Purpose : SAF312 is a potent inhibitor of the transient receptor potential cation channel subfamily V member 1 (TRPV1). This first-in-human study evaluated the safety, pharmacokinetics (PK), and cornea esthesiometry of topical ocular SAF312 in healthy volunteers.

Methods : This single-center, double-masked, randomized study comprised of three parts: single-ascending dose (SAD), multiple-ascending dose (MAD), and esthesiometry. Each dose cohort (SAF312 0.15%, 1.5%, 2.5%) included 8 healthy volunteers randomized 3:1 to either SAF312 or vehicle, 1 drop once (SAD), or 1 drop 4-times or 8-times (only for 2.5%) daily for 7 days (MAD). Safety and PK were the primary and secondary objectives. Exploratory objectives included tear production (Schirmer test without anesthesia), tear film break-up time (TFBUT), and blink rate in the MAD groups. Esthesiometry included 12 healthy volunteers randomized equally to 4 sequences consisting of a single drop of SAF312 2.5%, tetracaine 0.5% (anesthetic), diclofenac sodium 0.1% (nonsteroidal anti-inflammatory drug), or vehicle, in a Williams square design.

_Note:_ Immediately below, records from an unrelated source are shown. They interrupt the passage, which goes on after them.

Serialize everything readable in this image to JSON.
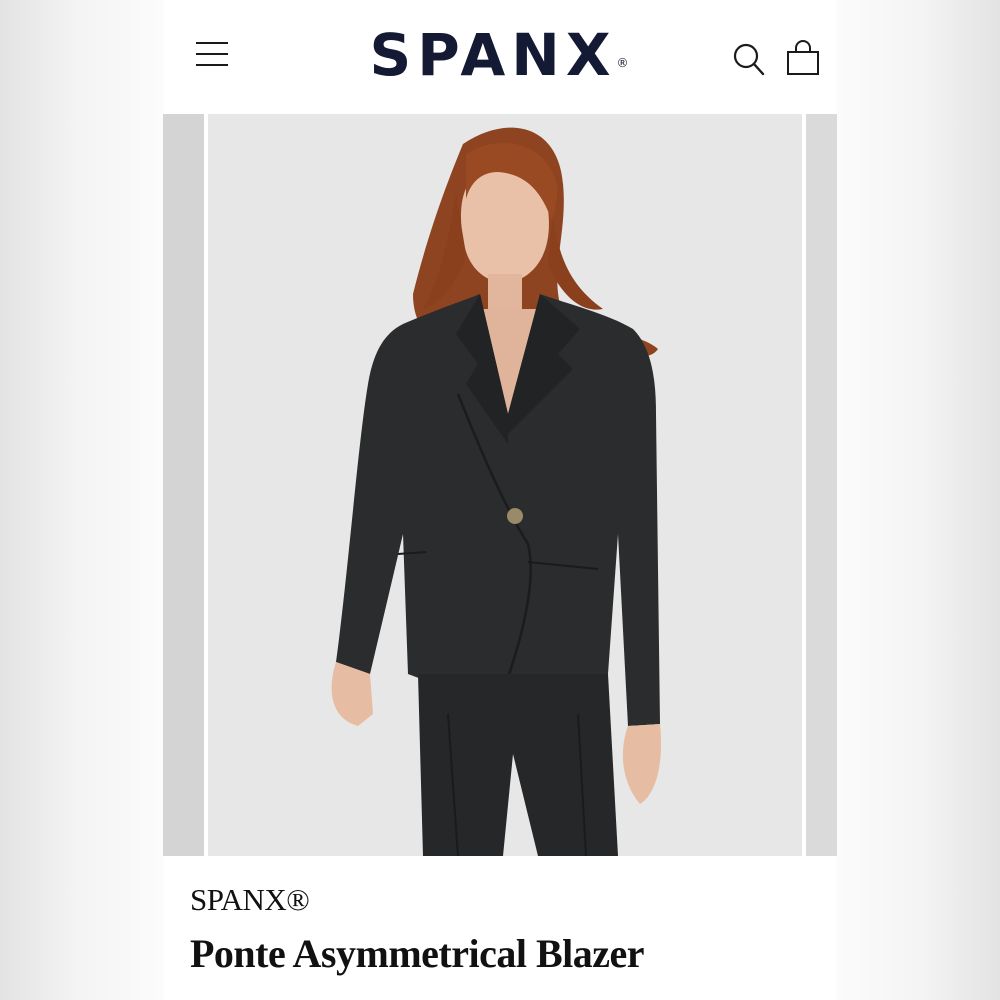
{
  "header": {
    "logo_text": "SPANX",
    "logo_mark": "®",
    "menu_icon": "hamburger-menu-icon",
    "search_icon": "search-icon",
    "bag_icon": "shopping-bag-icon"
  },
  "gallery": {
    "image_alt": "Model wearing charcoal double-breasted asymmetrical blazer with matching pants"
  },
  "product": {
    "brand": "SPANX®",
    "title": "Ponte Asymmetrical Blazer"
  },
  "colors": {
    "logo": "#141a33",
    "blazer": "#2b2c2d",
    "hair": "#9a4a22",
    "background": "#e6e7e6"
  }
}
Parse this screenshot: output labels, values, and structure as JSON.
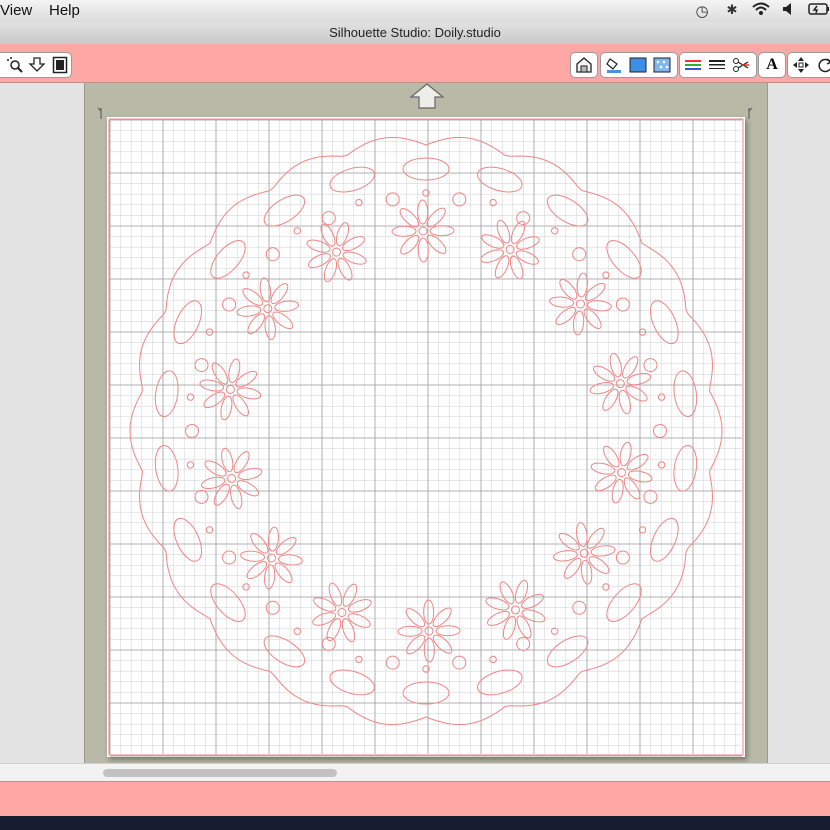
{
  "menubar": {
    "items": [
      "View",
      "Help"
    ],
    "status_icons": [
      "time-machine-icon",
      "bluetooth-icon",
      "wifi-icon",
      "volume-icon",
      "battery-icon"
    ]
  },
  "window": {
    "title": "Silhouette Studio: Doily.studio"
  },
  "toolbar": {
    "left_tools": [
      "zoom-select-icon",
      "import-icon",
      "page-view-icon"
    ],
    "right_tools": [
      "library-icon",
      "fill-icon",
      "fill-color-icon",
      "fill-pattern-icon",
      "line-color-icon",
      "line-style-icon",
      "cut-style-icon",
      "text-style-icon",
      "transform-icon",
      "replicate-icon"
    ],
    "text_tool_glyph": "A"
  },
  "canvas": {
    "grid_color": "#cfcfcf",
    "cut_line_color": "#f08585",
    "mat_color": "#b9b9a7",
    "accent_color": "#fda8a4"
  }
}
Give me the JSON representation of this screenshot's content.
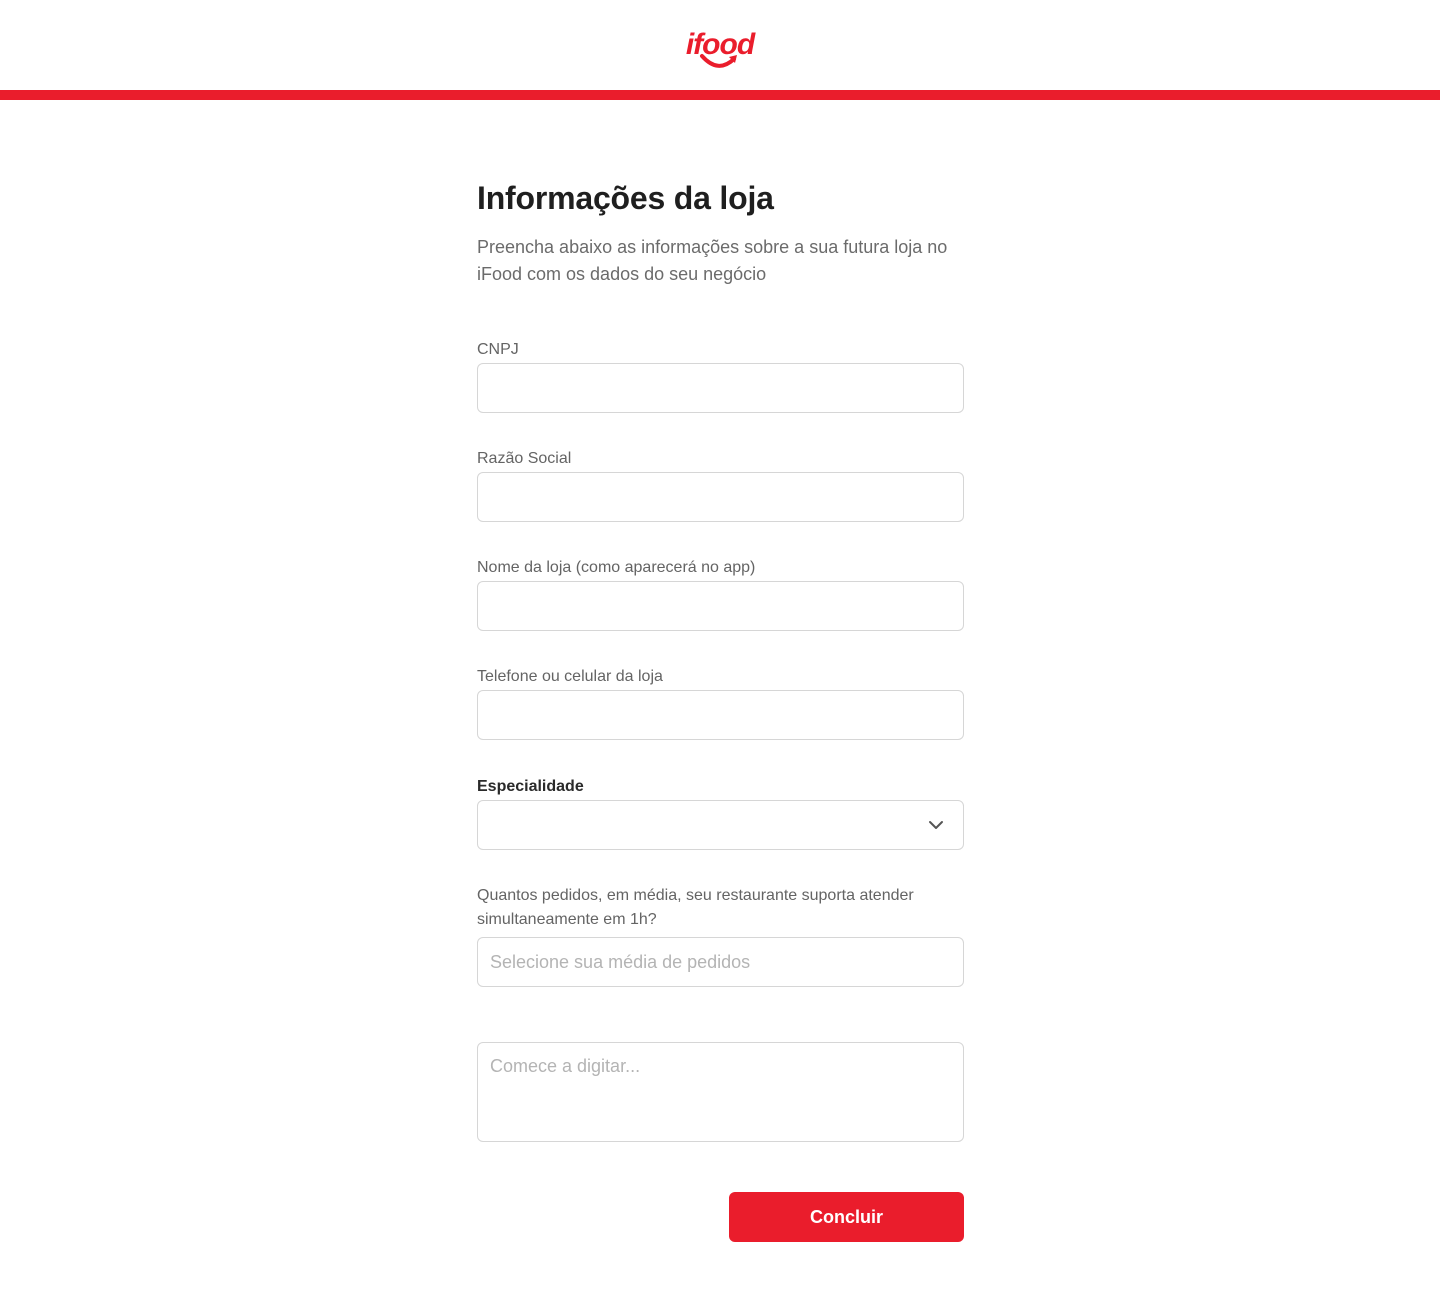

Results : SAF312 was safe and well tolerated at the maximum concentration 2.5%, 1 drop 8-times daily (7.4 mg/day, supratherapeutic dose) in one eye for 7 days. Most of the adverse events (AEs) were mild and similar between SAF312 and vehicle-treated healthy volunteers (54 healthy volunteers exposed to SAF312). No severe AEs, serious AEs, or deaths were reported. SAF312 was rapidly absorbed into systemic circulation with T_max ~0.5 h after single or multiple doses. After supratherapeutic dosing for 7 days, mean steady state exposures (C_max, 2 ng/mL and AUC_0–24h, 45 h*ng/mL) of SAF312 were low and afforded safety margins of >70-fold compared with systemic exposures in preclinical species at no-observed-adverse-event levels following oral dosing. No clinically relevant changes were observed with SAF312 in the blink rate, tear production, and TFBUT. SAF312 showed no anesthetic effect on the cornea, similar to diclofenac and vehicle as opposed to tetracaine (esthesiometry).

Conclusions : Topical ocular SAF312 was well tolerated with no ocular or systemic safety concerns up to a supratherapeutic (8x daily) dose of the maximum concentration (2.5%); it had no anesthetic effect on the cornea and demonstrated a rapid topical absorption with low systemic exposure in healthy volunteers.

This is a 2021 ARVO Annual Meeting abstract.